Cirilla is a project focused on building **simple and optimized transformer models**. The goal is to give you access to all the modern bells and whistles, like Mixture of Experts (MoE) and [FlexAttention](https://pytorch.org/blog/flexattention/), without requiring you to implement or learn about them from scratch.

### Modular building blocks
Cirilla is organized around reusable transformer components. Each module is implemented in a clean and transparent way, making it easy to experiment, swap, or optimize parts of the model.

*Some highlights:*
- **Attention mechanisms**: sliding window attention with PyTorch FlexAttention, and non-causal “BERT-like” attention with Hugging Face [Flash Attention 3 kernels](https://huggingface.co/kernels-community/vllm-flash-attn3).  
- **Rotary Positional Embeddings (RoPE)**: lightweight and efficient PyTorch implementation.  
- **Mixture of Experts (MoE)**: available both as a pure PyTorch version and integrated with [Megablocks](https://github.com/databricks/megablocks).  
- **Muon optimizer**: optimizer for hidden layers
- **Accelerated Sparse Training**: available with [torchao](https://github.com/pytorch/ao/tree/main/torchao/sparsity/training)
- **From-scratch transformer**: complete implementations including dataset handling, model definition, training loops and checkpointing.  

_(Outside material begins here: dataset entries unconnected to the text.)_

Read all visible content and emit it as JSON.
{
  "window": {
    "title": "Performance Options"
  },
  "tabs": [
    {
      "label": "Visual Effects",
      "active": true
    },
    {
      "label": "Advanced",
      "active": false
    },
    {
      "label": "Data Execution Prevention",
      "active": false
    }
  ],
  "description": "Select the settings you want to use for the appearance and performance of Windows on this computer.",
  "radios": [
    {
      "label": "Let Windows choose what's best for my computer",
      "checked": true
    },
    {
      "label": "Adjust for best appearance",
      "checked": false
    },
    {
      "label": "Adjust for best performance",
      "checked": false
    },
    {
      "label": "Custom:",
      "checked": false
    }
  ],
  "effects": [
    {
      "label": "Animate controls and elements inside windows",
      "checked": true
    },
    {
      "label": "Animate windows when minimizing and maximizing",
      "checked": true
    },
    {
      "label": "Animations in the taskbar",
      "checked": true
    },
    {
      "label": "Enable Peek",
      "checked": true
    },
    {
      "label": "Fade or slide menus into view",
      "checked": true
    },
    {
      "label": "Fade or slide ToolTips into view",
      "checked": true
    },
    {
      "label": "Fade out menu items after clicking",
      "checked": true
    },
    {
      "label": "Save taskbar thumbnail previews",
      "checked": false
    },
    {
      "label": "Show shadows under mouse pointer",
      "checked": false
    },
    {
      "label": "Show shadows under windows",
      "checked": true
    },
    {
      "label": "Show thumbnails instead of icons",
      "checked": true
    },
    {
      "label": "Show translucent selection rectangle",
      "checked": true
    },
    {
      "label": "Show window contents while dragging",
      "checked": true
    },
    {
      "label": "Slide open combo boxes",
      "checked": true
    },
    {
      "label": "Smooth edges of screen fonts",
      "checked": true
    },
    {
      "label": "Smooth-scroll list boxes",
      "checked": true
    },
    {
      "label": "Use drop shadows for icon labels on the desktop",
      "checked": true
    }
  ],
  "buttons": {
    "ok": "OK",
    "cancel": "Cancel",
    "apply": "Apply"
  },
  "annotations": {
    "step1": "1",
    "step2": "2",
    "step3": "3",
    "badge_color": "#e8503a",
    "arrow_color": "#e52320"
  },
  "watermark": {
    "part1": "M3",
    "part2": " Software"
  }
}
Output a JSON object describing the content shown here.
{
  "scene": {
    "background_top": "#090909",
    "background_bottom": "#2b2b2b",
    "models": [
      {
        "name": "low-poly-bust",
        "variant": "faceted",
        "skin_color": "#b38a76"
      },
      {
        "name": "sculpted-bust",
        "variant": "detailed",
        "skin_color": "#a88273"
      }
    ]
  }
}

#### LLM blocks - learn where the magic happens
- You can learn about the RMS norm [here](https://github.com/AnthonyP57/Cirilla---a-LLM-made-on-a-budget/tree/master/Decoder_only_architecture#normalization-and-rms-norm)
- RoPE embeddings [here](https://github.com/AnthonyP57/Cirilla---a-LLM-made-on-a-budget/tree/master/Decoder_only_architecture/Llama2#rope)
- Grouped-Query Attention [here](https://github.com/AnthonyP57/Cirilla---a-LLM-made-on-a-budget/tree/master/Decoder_only_architecture#multi-query-attention---mqa)
- Sliding window attention [here](https://github.com/AnthonyP57/Cirilla---a-LLM-made-on-a-budget/tree/master/Decoder_only_architecture/Mistral#sliding-window-attention)
- Rolling buffer cache [here](https://github.com/AnthonyP57/Cirilla---a-LLM-made-on-a-budget/tree/master/Decoder_only_architecture/Mistral#kv-cache-with-rolling-buffer-cache)
- SwiGLU [here](https://github.com/AnthonyP57/Cirilla---a-LLM-made-on-a-budget/tree/master/Decoder_only_architecture#swiglu)
- Mixture of Experts [here](https://github.com/AnthonyP57/Cirilla---a-LLM-made-on-a-budget/tree/master/Decoder_only_architecture/Mistral#sparse-mixture-of-experts)
- BERT models [here](https://github.com/AnthonyP57/Cirilla---a-LLM-made-on-a-budget/tree/master/BERT)
- dropless-MoE (dMoE) [here](https://arxiv.org/abs/2211.15841)

### Focus on efficiency
- **Optimized kernels** from [HuggingFace kernel hub](https://huggingface.co/models?other=kernel).
- **Alternative attention mechanisms** for handling longer contexts and specialized training setups.
- **Sparse Mixture of Experts** to scale models without an increase in compute cost.
- **Fused optimizers** that reduce memory usage.
- **FlexAttention** for efficient and sparse attention computation.

### Research + Education
Cirilla explains and integrates ideas from notable papers. This makes it an great resource for:
- **Researchers**, who want to test new variations of transformer modules quickly.  
- **Practitioners**, who need efficient and flexible code for training on limited hardware.  
- **Students and hobbyists**, who want to learn how modern LLMs are built.  

### Hugging Face integration
Cirilla models can be easily pushed to and pulled from the Hugging Face Hub, making collaboration, sharing, and deployment straightforward.

### Data generation tools
The repository also provides scripts for **synthetic data generation**, including multi-turn dialogues, reasoning datasets, and domain-specific examples. This allows users to create datasets for fine-tuning and evaluation without relying solely on large, external corpora of questionable quality.